Aujourd'hui, on va aller à Scotland Yard... et si vous croyez que jusque là, tout va bien, c'est assez mal me connaître et oublier qu'il reste quelques chapitres, hein... ^^

Bonne lecture !

Chapitre 14

John ne savait pas vraiment à quoi s'attendre, mais pas à ça, c'était certain. Sherlock se comporta exactement comme d'habitude. Il traversa les couloirs habituels, franchit les portes comme il l'avait toujours fait, comme si Scotland Yard lui appartenait, la tête haute, le port altier, et ses yeux défiant quiconque de l'arrêter.

Dans un premier temps, personne ne remarqua rien.
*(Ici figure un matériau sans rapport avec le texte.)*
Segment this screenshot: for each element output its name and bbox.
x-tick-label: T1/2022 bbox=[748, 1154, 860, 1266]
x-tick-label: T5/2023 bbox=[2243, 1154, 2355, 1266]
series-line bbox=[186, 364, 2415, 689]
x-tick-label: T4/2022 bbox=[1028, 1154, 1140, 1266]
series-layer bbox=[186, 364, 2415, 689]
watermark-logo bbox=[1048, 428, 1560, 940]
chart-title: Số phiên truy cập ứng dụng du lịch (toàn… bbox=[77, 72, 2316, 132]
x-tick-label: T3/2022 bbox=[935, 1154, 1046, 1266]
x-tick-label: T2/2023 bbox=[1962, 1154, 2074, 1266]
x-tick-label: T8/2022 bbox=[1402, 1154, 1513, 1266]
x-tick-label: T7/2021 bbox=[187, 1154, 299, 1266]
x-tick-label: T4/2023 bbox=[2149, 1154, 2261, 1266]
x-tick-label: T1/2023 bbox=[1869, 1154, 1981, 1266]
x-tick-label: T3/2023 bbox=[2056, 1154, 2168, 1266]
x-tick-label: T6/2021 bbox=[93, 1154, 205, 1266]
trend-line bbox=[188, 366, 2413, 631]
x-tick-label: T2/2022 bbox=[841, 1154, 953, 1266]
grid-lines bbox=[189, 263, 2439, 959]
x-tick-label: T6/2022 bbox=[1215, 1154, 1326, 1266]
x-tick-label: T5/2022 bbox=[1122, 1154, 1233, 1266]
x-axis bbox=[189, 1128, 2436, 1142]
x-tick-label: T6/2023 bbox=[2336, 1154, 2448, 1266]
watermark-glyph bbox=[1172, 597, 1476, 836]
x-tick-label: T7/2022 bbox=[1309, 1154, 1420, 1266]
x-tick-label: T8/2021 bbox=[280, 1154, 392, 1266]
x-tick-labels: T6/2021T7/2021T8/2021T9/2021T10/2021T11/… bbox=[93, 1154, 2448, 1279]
Les agents d'accueil avaient autre chose à faire que de le suivre des yeux, et dans le hall se croisaient trop de gens pour qu'on fasse attention au détective au manteau voltigeant et au médecin sur ses talons.

La seule petite variable que John ne put que remarquer, ce fut les escaliers. Sherlock les prenait rarement, principalement parce que les ascenseurs du bâtiment étaient très rapides et efficaces, et que le bureau de Lestrade et ses équipes était situé au septième étage. Ça ne posait pas de problème à Sherlock, mais dans les premiers temps de leur collaboration, ça en posait à John et sa jambe douloureuse. Le détective avait alors négligemment pris l'habitude d'utiliser les ascenseurs, pour soulager John. Mais un ascenseur était un lieu clos dont on ne pouvait s'échapper, et dans lequel on était forcément soumis à l'examen des autres.

Alors sans une hésitation, Sherlock se dirigea vers les escaliers et attaqua l'ascension, sans même prendre la peine de vérifier que John suivait : il savait que c'était le cas.

Ils croisèrent au final davantage de monde que s'ils avaient partagé une cabine avec deux ou trois inconnus, mais personne ne s'arrêta pour les dévisager.

Arrivés au septième, l'ambiance changea cependant. À cet étage, ils étaient connus comme le loup blanc. La silhouette de Sherlock était reconnaissable de loin, avec son manteau long, sa peau pâle et ses boucles brunes.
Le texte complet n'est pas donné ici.